Graduate Diploma: A one-year, full-time course of study for graduates. It does not always require its students to have prior learning or experience in the subject matter of the diploma.
Master’s Degree: The Master’s degree is open to those who have completed a Bachelors degree. The course of study is usually of one or two year’s full-time study or its equivalent in part-time study. The work required normally builds upon the prior knowledge gained in the major part of the Bachelor’s degree, and most or all of it is in that discipline. It is at a more advanced level. That is normally reflected in the content of the work; in the mode of teaching which is likely to emphasize seminar presentation; and in the provision of research experience for the candidate. A thesis component, and in some cases, particularly those which are taken after a four-year Bachelor (Honours) course, the degrees may be thesis-only. However increasingly Master’s degrees by papers, or papers plus research, are becoming available.
The successful student is expected to show, as the title implies, a real grasp of the subject, demonstrated by an understanding of the discipline, a capacity to reflect upon it, and an ability to undertake research into it.
New Zealand Doctorate Research scholarships are a significant educational opportunity. Doctorate programmes generally take at least 3 years of full-time study to complete. It is a full research-based degree. Ph.D. students pay domestic tuition fee which is a ‘benefit’ of fee difference from international fees to domestic fees. Scholarships are also awarded to the students on the basis of academic merit and research ability by the university. The scholarships doctoral degree by research in New Zealand universities. The scholarship funding covers international tuition fee, a monthly living allowance, travel, health, insurance, books and thesis allowance.
Following their New Zealand studies, students of “The New World Class” are paving successful career paths around the world. Their New Zealand qualifications are providing the skill-sets requirer for career development- a foundation created by the “perfect growing conditions” provided in a New Zealand education.
From undergraduate students looking for world quality programmes that will give them the “edge” in the world job market, to post-graduate students choosing a New Zealand English-speaking education to progress in their chosen field, our international students are building a global reputation.
Some of our international students, upon completion of their New Zealand qualification, have built great careers within New Zealand itself. You can view “The New World Class” section of mynzed.com for international alumni’s stories.
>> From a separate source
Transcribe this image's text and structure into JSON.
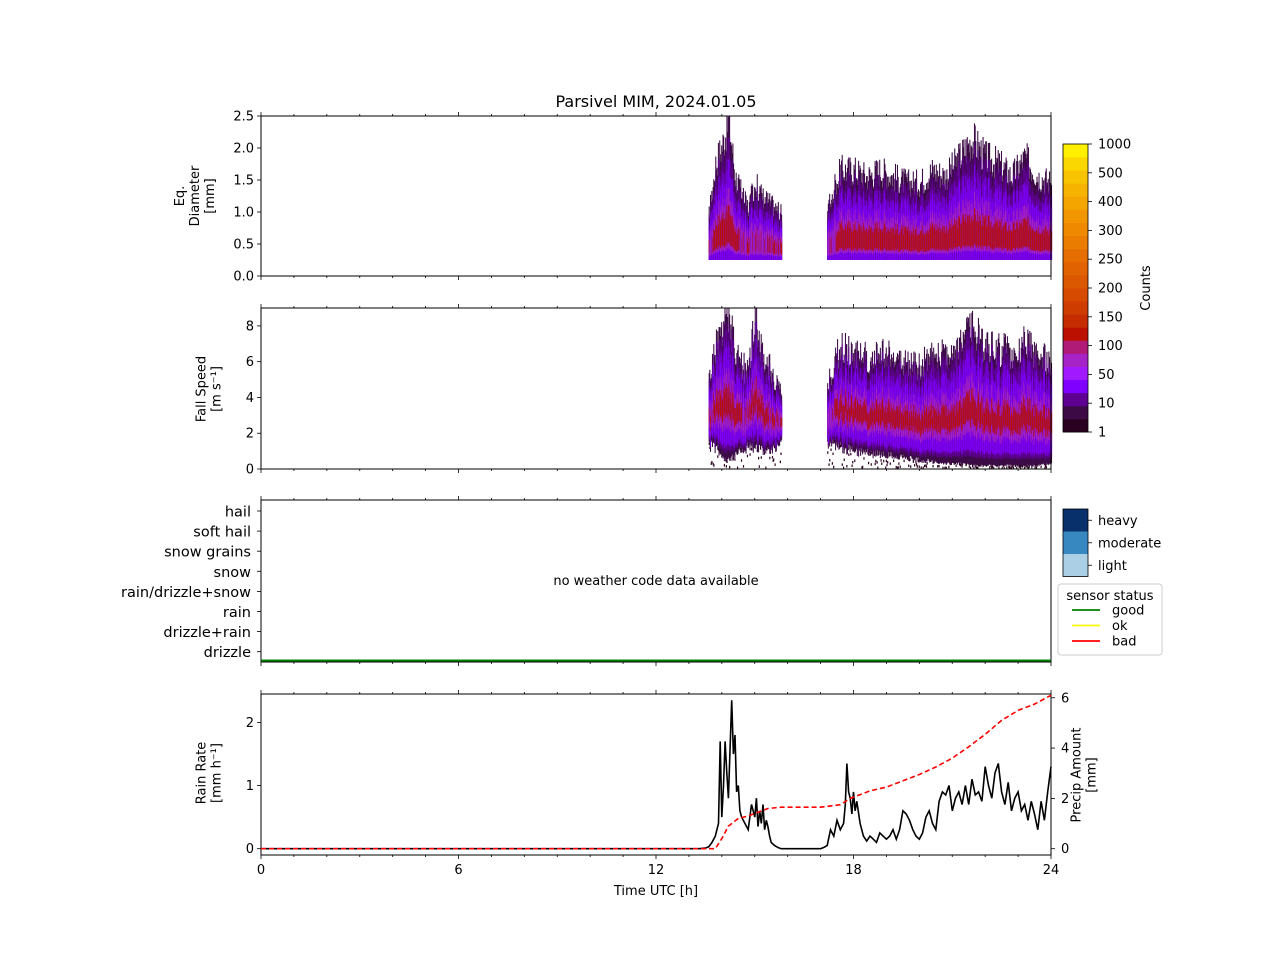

New Zealand qualifications are world-class. They are modern, desirable and practical – particularly in terms of the modern workplace. Many of our international students have this in mind when they begin their New Zealand education. Working in New Zealand after Graduation
For students and graduates interested in the career opportunities New Zealand offers, you can refer to www.immigration.govt.nz for information on work permits, New Zealand residency, etc.
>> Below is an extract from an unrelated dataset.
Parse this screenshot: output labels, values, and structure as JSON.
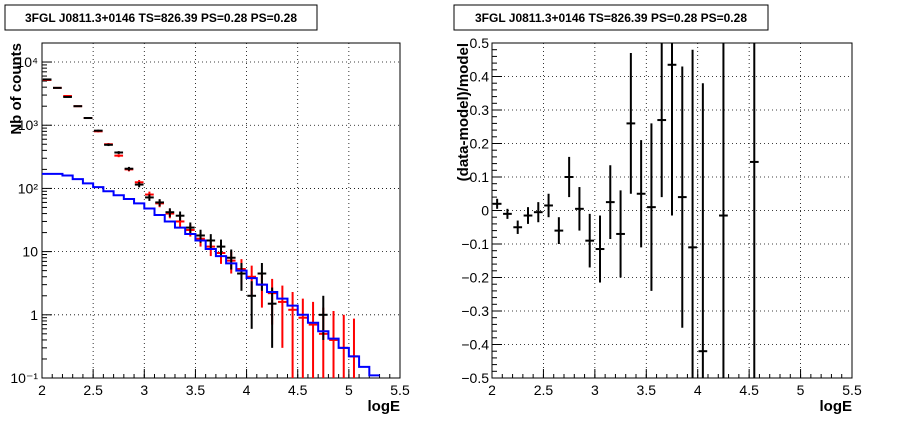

If you are studying a three-year course, you are allowed to work during the summer holidays and up to 15 hours per week during the academic year. You will need a ”variation of conditions” to your student permit. This is issued by the New Zealand Immigration Service. A fee may be charged.
These rules do not apply if you are a postgraduate student or need to get work experience in order to fulfill course requirements.
Everybody who works in New Zealand must pay tax on what they earn.
Strict legislation spells out your responsibilities and those of your employer. Employers must not take advantage of or mistreat employees. There is a minimum adult wage, and regulations for holiday pay and health and safety in the workplace. There is no disparity of sexes. Men and women receive equal pay for doing the same job.
Student Job Search is a national organization that helps students find work. It has offices on tertiary institution campuses. For student jobs, such as working in a restaurant or bar, or doing manual labour, you could expect to earn about NZ$9 – $15 per hour before tax.